Merci donc de l’avoir fait, d’avoir tenu les délais, d’être allés aussi loin de votre réflexion, de nous avoir proposé une réflexion aussi approfondie, aussi élaborée. Ça prouve que vous faites confiance aussi à l’État, à sa capacité à recueillir, à recevoir, à ingérer, à digérer, et à faire, à faire un bon usage du travail que vous avez accompli.

Cette maison vous demeure ouverte. Je le répète. Elle… Vous y venez quand vous voulez, en plénière si vous estimez qu’après la remise du rapport, après ce que je vous aurai fait remonter, entre des concertations, entre des séquences de concertation, si vous ressentez le besoin de vous réunir encore en configuration plénière, cette maison vous demeure, vous demeure ouverte, individuellement si vous souhaitez, soit avec le cabinet, soit avec l’administration, soit avec moi-même à l’occasion d’entretenir la relation. Nous en serons tous ravis.

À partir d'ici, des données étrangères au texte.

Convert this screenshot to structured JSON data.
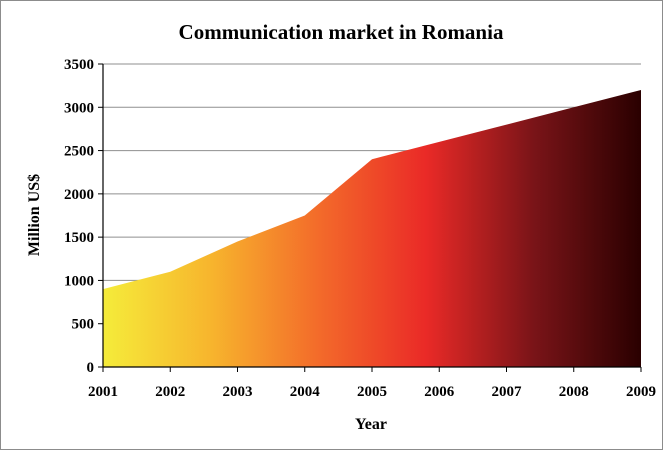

Et merci encore. Il n’y a pas de moyen de rétribuer la qualité du travail que vous avez fourni, l’intelligence que vous y avez mise, les efforts que vous avez consentis, ce que vous avez construit aussi en tant que groupe, je présume, en peut-être découvrant certains d’entre vous, en découvrant quelques autres ; en travaillant ensemble ; en établissant une relation qui va peut-être se poursuivre sur ces sujets-là ou sur d’autres ; en découvrant des centres d’intérêt communs. J’aurai été d’une certaine façon une entremetteuse et ce sera pour moi comme le sentiment d’avoir donné un petit peu après en avoir tant reçu. Merci encore.